22 SES 01 B, Teaching under (Re)Construction: Diverse Perspectives
The central theme of my presentation and ongoing PhD research is the intersubjective (moral) experience in teamwork-based learning communities in vocational higher education (university of applied sciences).
This theme can be formulated into a question: What are the experienced and perceived effects of team learning and coaching on the individual ethics of the students and the ethos of the learning teams and communities? This question arises from aristotelian (or neo-aristotelian) idea that the moral development of individuals and communities is grounded in the shared ethos and virtues promoted by those community (Hartman 2006). The chosen methodology for researching ethical development in learning communities will be based on phenomenological inquiry into lived experience of the participants (students and the members of the faculty (coaches) and the alumni (van Manen 2014, Giorgi 2008).

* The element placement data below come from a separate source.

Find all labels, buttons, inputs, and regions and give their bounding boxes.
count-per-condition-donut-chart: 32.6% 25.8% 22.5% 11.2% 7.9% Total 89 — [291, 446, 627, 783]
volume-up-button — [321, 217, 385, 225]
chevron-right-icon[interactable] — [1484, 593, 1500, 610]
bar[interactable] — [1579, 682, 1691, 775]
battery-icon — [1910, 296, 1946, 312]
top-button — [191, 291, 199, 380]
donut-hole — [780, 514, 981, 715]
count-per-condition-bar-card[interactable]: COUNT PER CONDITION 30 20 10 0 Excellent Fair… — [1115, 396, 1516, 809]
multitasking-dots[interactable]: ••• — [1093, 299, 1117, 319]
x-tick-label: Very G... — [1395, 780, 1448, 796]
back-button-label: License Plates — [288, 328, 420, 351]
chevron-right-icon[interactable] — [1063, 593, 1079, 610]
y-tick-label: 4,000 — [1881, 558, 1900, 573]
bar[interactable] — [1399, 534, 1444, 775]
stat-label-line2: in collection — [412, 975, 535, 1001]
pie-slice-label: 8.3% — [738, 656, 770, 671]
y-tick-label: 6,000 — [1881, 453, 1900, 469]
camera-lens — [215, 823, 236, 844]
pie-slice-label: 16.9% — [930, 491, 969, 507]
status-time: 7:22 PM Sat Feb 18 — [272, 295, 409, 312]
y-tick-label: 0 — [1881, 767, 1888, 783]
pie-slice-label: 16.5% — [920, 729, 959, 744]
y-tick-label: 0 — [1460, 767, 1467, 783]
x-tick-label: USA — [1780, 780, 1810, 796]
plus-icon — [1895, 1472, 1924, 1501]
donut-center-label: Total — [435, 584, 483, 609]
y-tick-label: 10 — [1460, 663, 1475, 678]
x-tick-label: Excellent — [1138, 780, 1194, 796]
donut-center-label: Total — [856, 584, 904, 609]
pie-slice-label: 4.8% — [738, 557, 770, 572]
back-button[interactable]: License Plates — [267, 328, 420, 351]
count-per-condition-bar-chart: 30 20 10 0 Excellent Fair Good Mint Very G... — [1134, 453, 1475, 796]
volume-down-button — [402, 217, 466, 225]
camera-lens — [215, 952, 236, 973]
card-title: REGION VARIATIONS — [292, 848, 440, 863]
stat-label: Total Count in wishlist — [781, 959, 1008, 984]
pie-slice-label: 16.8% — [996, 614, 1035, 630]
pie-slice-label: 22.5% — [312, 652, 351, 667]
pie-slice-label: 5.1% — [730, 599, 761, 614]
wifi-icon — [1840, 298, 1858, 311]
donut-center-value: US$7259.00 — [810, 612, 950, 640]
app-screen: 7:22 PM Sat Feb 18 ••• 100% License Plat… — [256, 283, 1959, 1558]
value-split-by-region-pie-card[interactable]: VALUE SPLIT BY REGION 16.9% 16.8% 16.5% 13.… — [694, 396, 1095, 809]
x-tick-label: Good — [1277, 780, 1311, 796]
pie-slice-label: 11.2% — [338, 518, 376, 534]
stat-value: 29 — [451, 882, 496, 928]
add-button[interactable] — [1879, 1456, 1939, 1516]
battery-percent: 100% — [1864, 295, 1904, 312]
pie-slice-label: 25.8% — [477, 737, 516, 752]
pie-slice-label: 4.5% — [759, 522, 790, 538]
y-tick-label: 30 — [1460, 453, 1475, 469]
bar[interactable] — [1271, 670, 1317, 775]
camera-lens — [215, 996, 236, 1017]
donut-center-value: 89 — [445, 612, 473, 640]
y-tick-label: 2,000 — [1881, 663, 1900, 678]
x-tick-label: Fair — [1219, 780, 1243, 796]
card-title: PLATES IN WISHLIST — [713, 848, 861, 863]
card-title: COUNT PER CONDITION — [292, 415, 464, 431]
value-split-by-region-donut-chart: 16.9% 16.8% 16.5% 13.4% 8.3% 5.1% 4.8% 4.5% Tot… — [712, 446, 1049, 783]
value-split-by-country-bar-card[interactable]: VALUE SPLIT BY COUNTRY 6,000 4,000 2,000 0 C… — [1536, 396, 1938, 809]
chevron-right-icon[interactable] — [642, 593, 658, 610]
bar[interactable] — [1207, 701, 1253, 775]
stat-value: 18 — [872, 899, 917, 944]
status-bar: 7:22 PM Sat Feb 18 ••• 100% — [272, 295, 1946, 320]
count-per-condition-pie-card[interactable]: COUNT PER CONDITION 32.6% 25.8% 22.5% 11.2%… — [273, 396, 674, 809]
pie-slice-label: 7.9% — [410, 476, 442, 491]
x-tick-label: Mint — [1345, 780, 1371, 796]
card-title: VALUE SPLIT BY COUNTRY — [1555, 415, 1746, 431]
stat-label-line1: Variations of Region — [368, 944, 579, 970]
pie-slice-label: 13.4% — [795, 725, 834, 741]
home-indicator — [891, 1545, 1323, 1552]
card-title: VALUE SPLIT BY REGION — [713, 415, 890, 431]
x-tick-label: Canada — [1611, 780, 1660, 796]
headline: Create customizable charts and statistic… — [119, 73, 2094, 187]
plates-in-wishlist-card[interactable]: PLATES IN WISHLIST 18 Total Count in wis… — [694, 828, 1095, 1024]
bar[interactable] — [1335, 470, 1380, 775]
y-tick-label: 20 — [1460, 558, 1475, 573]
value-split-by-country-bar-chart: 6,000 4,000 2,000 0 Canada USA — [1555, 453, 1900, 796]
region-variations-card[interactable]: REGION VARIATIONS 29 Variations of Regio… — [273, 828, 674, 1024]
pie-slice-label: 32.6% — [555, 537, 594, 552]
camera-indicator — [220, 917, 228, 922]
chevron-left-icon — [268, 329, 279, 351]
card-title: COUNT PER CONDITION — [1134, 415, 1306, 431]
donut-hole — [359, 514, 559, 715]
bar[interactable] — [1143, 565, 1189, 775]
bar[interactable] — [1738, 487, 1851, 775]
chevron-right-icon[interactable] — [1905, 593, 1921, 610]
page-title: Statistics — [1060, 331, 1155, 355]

I will base my definitions of moral and ethical on the notion of philosopher Emanuel Levinas of ethics as a particular relation of responsibility to the Other that is fundamental to not only to the experiences of human relationship, but also to the very experience of the self. For Levinas, this ethical relationship of responsibility towards the Other is a nonreciprocal, one-directional relation between the I and the Other, and we enter the sphere of intersubjective morality when the third person enters the scene (Levinas & Nemo 1985, van Manen 2014).
The examples of practical implications of phenomenological attitude towards the inquiry into lived experience and methodological choices will be provided by my ongoing PhD research on team learning and team entrepreneurship in Tampere University of Applied Sciences, Finland. Central themes in the research project include the shared intersubjective experience of working together, trust and how it is engendered, learning together through projects and shared action and reflection, and the relations between different actors in the learning community. As its data, this research will observations and recordings made from team dialogue workshops and interviews of students and their coaches.